PepsiCo’s CEO Indra Nooyi recently shared how their design thinking research helped them discover some really interesting distinctions between their male and female customers.
When men finish a snack bag, they pour what’s left into their mouths. Women don’t do that. And they worry about how much the product may stain—they won’t rub it on a chair, which a lot of guys do. In China, we’ve introduced a stacked chip that comes in a plastic tray inside a canister. When a woman wants to snack, she can open her drawer and eat from the tray. When she’s done, she can push it back in. The chip is also less noisy to eat: Women don’t want people to hear them crunching away.
While Apple is famously known for its user-centric design approach, even more traditional tech companies like IBM are moving away from an “engineering-centric” approach and encouraging thousands of its employees to participate in design thinking “bootcamps.” They’ve gone so far as to publish their manifesto to further push their corporate culture in this direction.

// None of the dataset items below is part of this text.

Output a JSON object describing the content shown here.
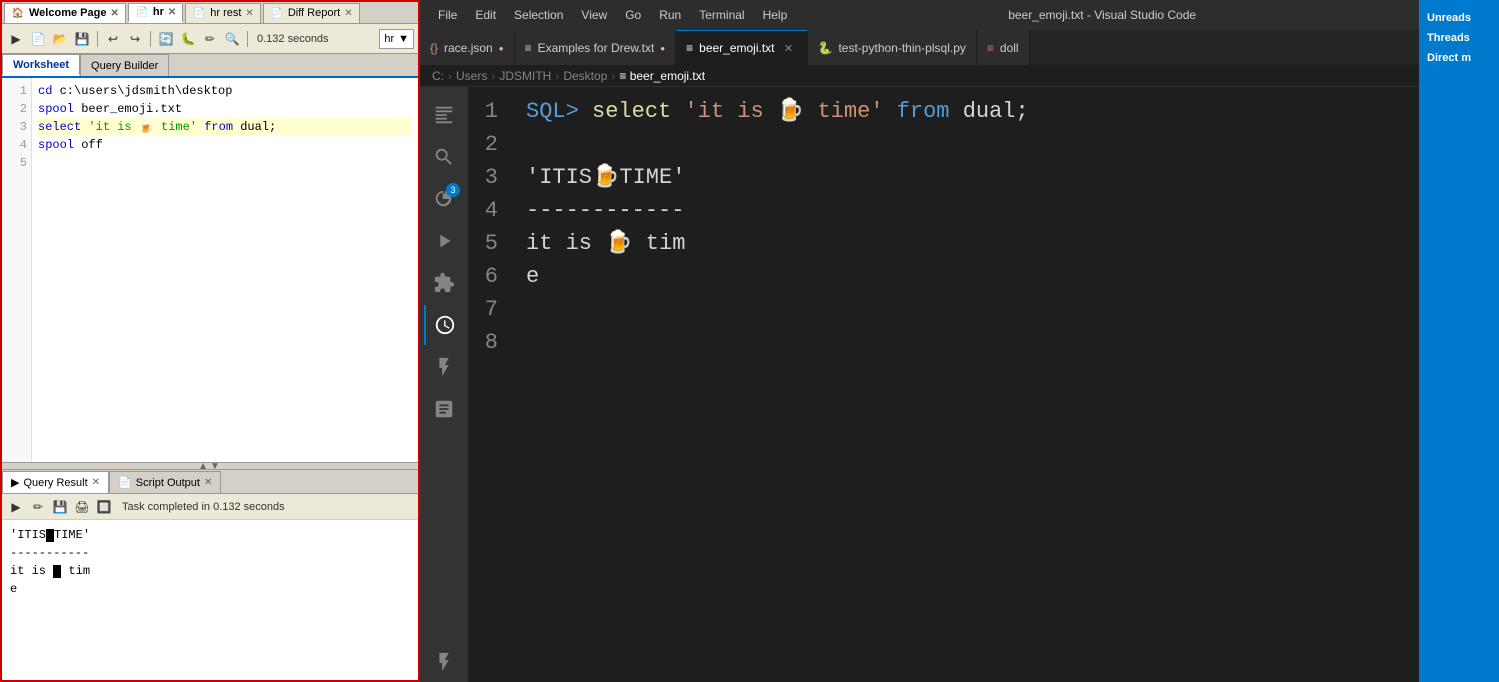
{
  "sqldeveloper": {
    "tabs": [
      {
        "label": "Welcome Page",
        "icon": "🏠",
        "active": false,
        "closable": true
      },
      {
        "label": "hr",
        "icon": "📄",
        "active": true,
        "closable": true
      },
      {
        "label": "hr rest",
        "icon": "📄",
        "active": false,
        "closable": true
      },
      {
        "label": "Diff Report",
        "icon": "📄",
        "active": false,
        "closable": true
      }
    ],
    "toolbar": {
      "time_label": "0.132 seconds",
      "connection": "hr"
    },
    "sub_tabs": [
      {
        "label": "Worksheet",
        "active": true
      },
      {
        "label": "Query Builder",
        "active": false
      }
    ],
    "code_lines": [
      {
        "num": 1,
        "text": "cd c:\\users\\jdsmith\\desktop",
        "type": "normal"
      },
      {
        "num": 2,
        "text": "spool beer_emoji.txt",
        "type": "normal"
      },
      {
        "num": 3,
        "text": "select 'it is 🍺 time' from dual;",
        "type": "highlighted"
      },
      {
        "num": 4,
        "text": "spool off",
        "type": "normal"
      },
      {
        "num": 5,
        "text": "",
        "type": "normal"
      }
    ],
    "bottom_tabs": [
      {
        "label": "Query Result",
        "active": true,
        "closable": true,
        "icon": "▶"
      },
      {
        "label": "Script Output",
        "active": false,
        "closable": true,
        "icon": "📄"
      }
    ],
    "bottom_toolbar": {
      "status": "Task completed in 0.132 seconds"
    },
    "result_lines": [
      "'ITIS🍺TIME'",
      "-----------",
      "it is 🍺 tim",
      "e"
    ]
  },
  "vscode": {
    "titlebar": {
      "title": "beer_emoji.txt - Visual Studio Code",
      "menu_items": [
        "File",
        "Edit",
        "Selection",
        "View",
        "Go",
        "Run",
        "Terminal",
        "Help"
      ]
    },
    "tabs": [
      {
        "label": "race.json",
        "icon": "{}",
        "active": false,
        "dot": true
      },
      {
        "label": "Examples for Drew.txt",
        "icon": "≡",
        "active": false,
        "dot": true
      },
      {
        "label": "beer_emoji.txt",
        "icon": "≡",
        "active": true,
        "dot": false,
        "closable": true
      },
      {
        "label": "test-python-thin-plsql.py",
        "icon": "🐍",
        "active": false,
        "dot": false
      },
      {
        "label": "doll",
        "icon": "≡",
        "active": false,
        "dot": false
      }
    ],
    "breadcrumb": {
      "parts": [
        "C:",
        "Users",
        "JDSMITH",
        "Desktop",
        "beer_emoji.txt"
      ]
    },
    "activity_bar": [
      {
        "icon": "⊞",
        "name": "explorer",
        "active": false
      },
      {
        "icon": "🔍",
        "name": "search",
        "active": false
      },
      {
        "icon": "⎇",
        "name": "source-control",
        "active": false
      },
      {
        "icon": "▷",
        "name": "run",
        "active": false
      },
      {
        "icon": "⊞",
        "name": "extensions",
        "active": false
      },
      {
        "icon": "🕐",
        "name": "timeline",
        "active": true
      },
      {
        "icon": "⚗",
        "name": "test",
        "active": false
      },
      {
        "icon": "📋",
        "name": "remote",
        "active": false
      },
      {
        "icon": "⚡",
        "name": "bottom",
        "active": false
      }
    ],
    "code_lines": [
      {
        "num": 1,
        "content": "SQL> select 'it is 🍺 time' from dual;"
      },
      {
        "num": 2,
        "content": ""
      },
      {
        "num": 3,
        "content": "'ITIS🍺TIME'"
      },
      {
        "num": 4,
        "content": "------------"
      },
      {
        "num": 5,
        "content": "it is 🍺 tim"
      },
      {
        "num": 6,
        "content": "e"
      },
      {
        "num": 7,
        "content": ""
      },
      {
        "num": 8,
        "content": ""
      }
    ]
  },
  "right_sidebar": {
    "items": [
      "Unreads",
      "Threads",
      "Direct m"
    ]
  }
}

We are also embedding design thinking into every phase of product development for Project CUE. We’re already working with four CDFIs, who represent the eventual customer, to truly understand the various marketing, operational, technological challenges confronting their organizations and to help inform the solution’s design and user experience. “The CDFIs we’re working with are high-performing and collectively cover 17 states, which will help us increase the adoption rate of the Project CUE solution,” says Tammy Halevy, Senior Vice President of New Initiatives at AEO.

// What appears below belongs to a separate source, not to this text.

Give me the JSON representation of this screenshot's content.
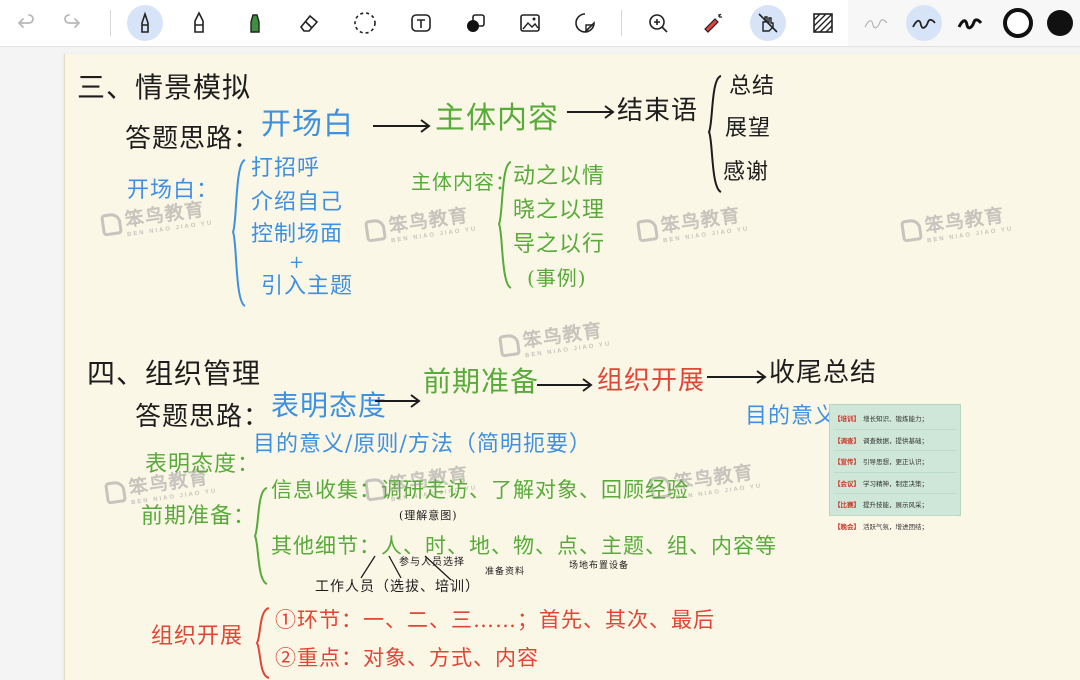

A recent two-day design thinking session included the following reps from the four CDFIs:
● Joshua Brackett, Chief Financial Officer, ACE (Georgia)
● Courtney Lynn, Microloan Underwriter, ACE (Georgia)

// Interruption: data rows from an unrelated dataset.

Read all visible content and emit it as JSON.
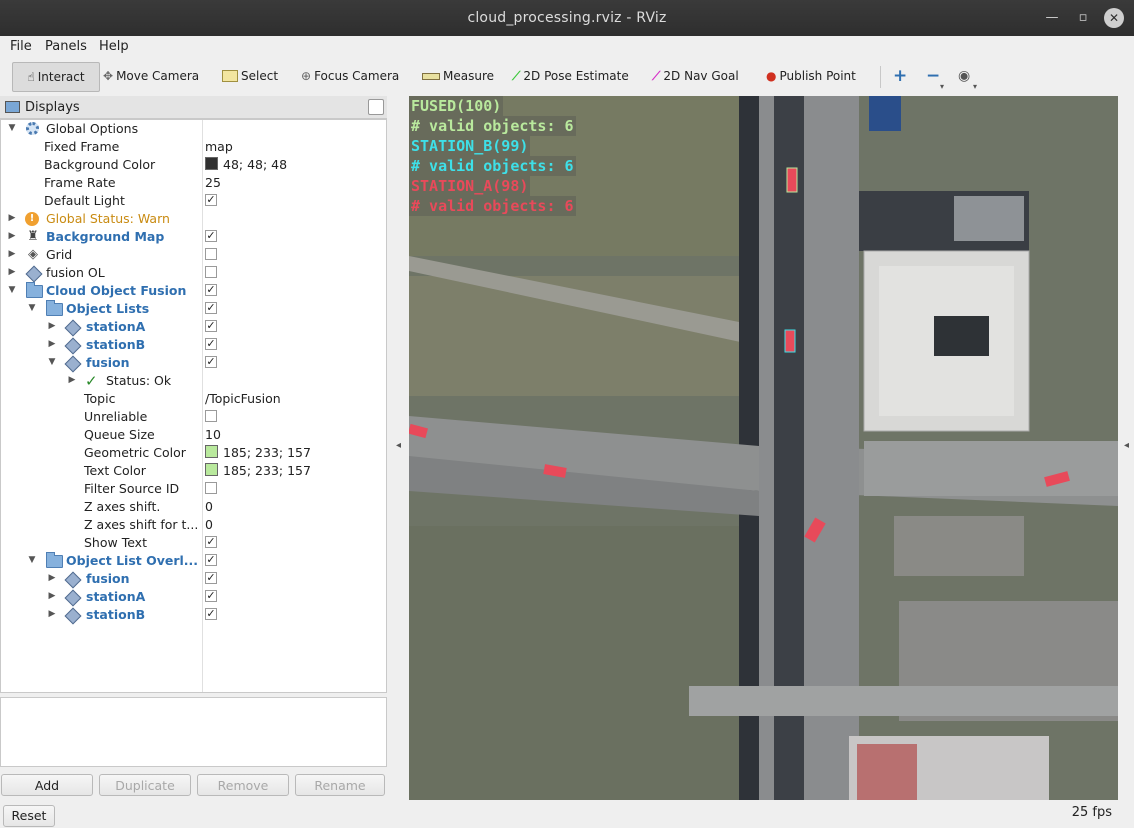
{
  "window": {
    "title": "cloud_processing.rviz - RViz"
  },
  "menu": {
    "file": "File",
    "panels": "Panels",
    "help": "Help"
  },
  "toolbar": {
    "interact": "Interact",
    "move_camera": "Move Camera",
    "select": "Select",
    "focus_camera": "Focus Camera",
    "measure": "Measure",
    "pose_estimate": "2D Pose Estimate",
    "nav_goal": "2D Nav Goal",
    "publish_point": "Publish Point"
  },
  "displays": {
    "title": "Displays",
    "rows": [
      {
        "label": "Global Options"
      },
      {
        "label": "Fixed Frame",
        "value": "map"
      },
      {
        "label": "Background Color",
        "value": "48; 48; 48",
        "swatch": "#303030"
      },
      {
        "label": "Frame Rate",
        "value": "25"
      },
      {
        "label": "Default Light",
        "checked": true
      },
      {
        "label": "Global Status: Warn"
      },
      {
        "label": "Background Map",
        "checked": true
      },
      {
        "label": "Grid",
        "checked": false
      },
      {
        "label": "fusion OL",
        "checked": false
      },
      {
        "label": "Cloud Object Fusion",
        "checked": true
      },
      {
        "label": "Object Lists",
        "checked": true
      },
      {
        "label": "stationA",
        "checked": true
      },
      {
        "label": "stationB",
        "checked": true
      },
      {
        "label": "fusion",
        "checked": true
      },
      {
        "label": "Status: Ok"
      },
      {
        "label": "Topic",
        "value": "/TopicFusion"
      },
      {
        "label": "Unreliable",
        "checked": false
      },
      {
        "label": "Queue Size",
        "value": "10"
      },
      {
        "label": "Geometric Color",
        "value": "185; 233; 157",
        "swatch": "#b9e99d"
      },
      {
        "label": "Text Color",
        "value": "185; 233; 157",
        "swatch": "#b9e99d"
      },
      {
        "label": "Filter Source ID",
        "checked": false
      },
      {
        "label": "Z axes shift.",
        "value": "0"
      },
      {
        "label": "Z axes shift for t...",
        "value": "0"
      },
      {
        "label": "Show Text",
        "checked": true
      },
      {
        "label": "Object List Overl...",
        "checked": true
      },
      {
        "label": "fusion",
        "checked": true
      },
      {
        "label": "stationA",
        "checked": true
      },
      {
        "label": "stationB",
        "checked": true
      }
    ],
    "buttons": {
      "add": "Add",
      "duplicate": "Duplicate",
      "remove": "Remove",
      "rename": "Rename"
    }
  },
  "overlay": {
    "lines": [
      {
        "text": "FUSED(100)",
        "color": "#b9e99d"
      },
      {
        "text": "# valid objects: 6",
        "color": "#b9e99d"
      },
      {
        "text": "STATION_B(99)",
        "color": "#3ee0e8"
      },
      {
        "text": "# valid objects: 6",
        "color": "#3ee0e8"
      },
      {
        "text": "STATION_A(98)",
        "color": "#e84a5a"
      },
      {
        "text": "# valid objects: 6",
        "color": "#e84a5a"
      }
    ]
  },
  "status": {
    "reset": "Reset",
    "fps": "25 fps"
  }
}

● Vanessa Carter, Vice President, Risk & Operations, Intersect Fund (New Jersey)
● Sheri Flanigan-Vasquez, Chief Operating Officer, Justine PETERSEN (Missouri)
In one session, the group was asked to dig deep and earnestly discuss role-specific and industry-specific issues. Some of those conversations were framed around things they wished their organization or their specific job role would start doing, what practices should be stopped, and what practices should be continued.
While there were no topic parameters, the bulk of the responses fell into three major buckets within those three categories: marketing, technology/operations, and the small business owners they serve. When it comes to things the group felt should be started, it was clear that there are some pain points regarding technology. Among the responses on their wish list were: to use SEO (Search Engine Optimization) tactics and to incorporate text messaging for notifications and communications. Unsurprisingly, they all felt there was room for technology to play a vital role in helping CDFIs make lending decisions faster. For the operationally-minded, their wish list included enabling instant pre-approvals, so that applicants could have an answer the same day they apply for a loan.
Other highlights from the group’s responses include an industry-wide effort to improve the awareness of CDFIs as a lending source (which would also attract more qualified candidates), simplifying communications, and letting partners know (more often) what criteria makes a good applicant. It’s apparent that this group feels strongly about the overuse of jargon in communications and the need to move away from relying on word of mouth to garner business. Other responses, however, pointed to staying away from talking about a CDFI’s fundraising needs AND their lending services in the same conversation. The messaging confuses people about intentions.
Finally, the group was optimistic about things that should be continued. They include: seeking growth by deepening relationships with existing clients, using technology to automate and radically improve processes, using scorecards to support underwriting decisions and thinking about how to better meet the unique needs of different customer segments in their target markets.
“It was great to spend time with our peers in the industry to chat openly and honestly about the state of our market, how we might do things better and where there are opportunities for high-value collaboration.” - Celina Peña, LIFT Fund
While it’s too early to define exactly how the Project CUE solution will work, this exercise was critical at this early design phase of the project because we were able to mine insights and ideas from future users, understand their challenges, and pinpoint areas for innovation. “We are not creating a solution in a vacuum, and this exercise helped us understand what the user sees as opportunities for improvement in their sector,” says Keith Catanzano, Project CUE’S product design and development lead.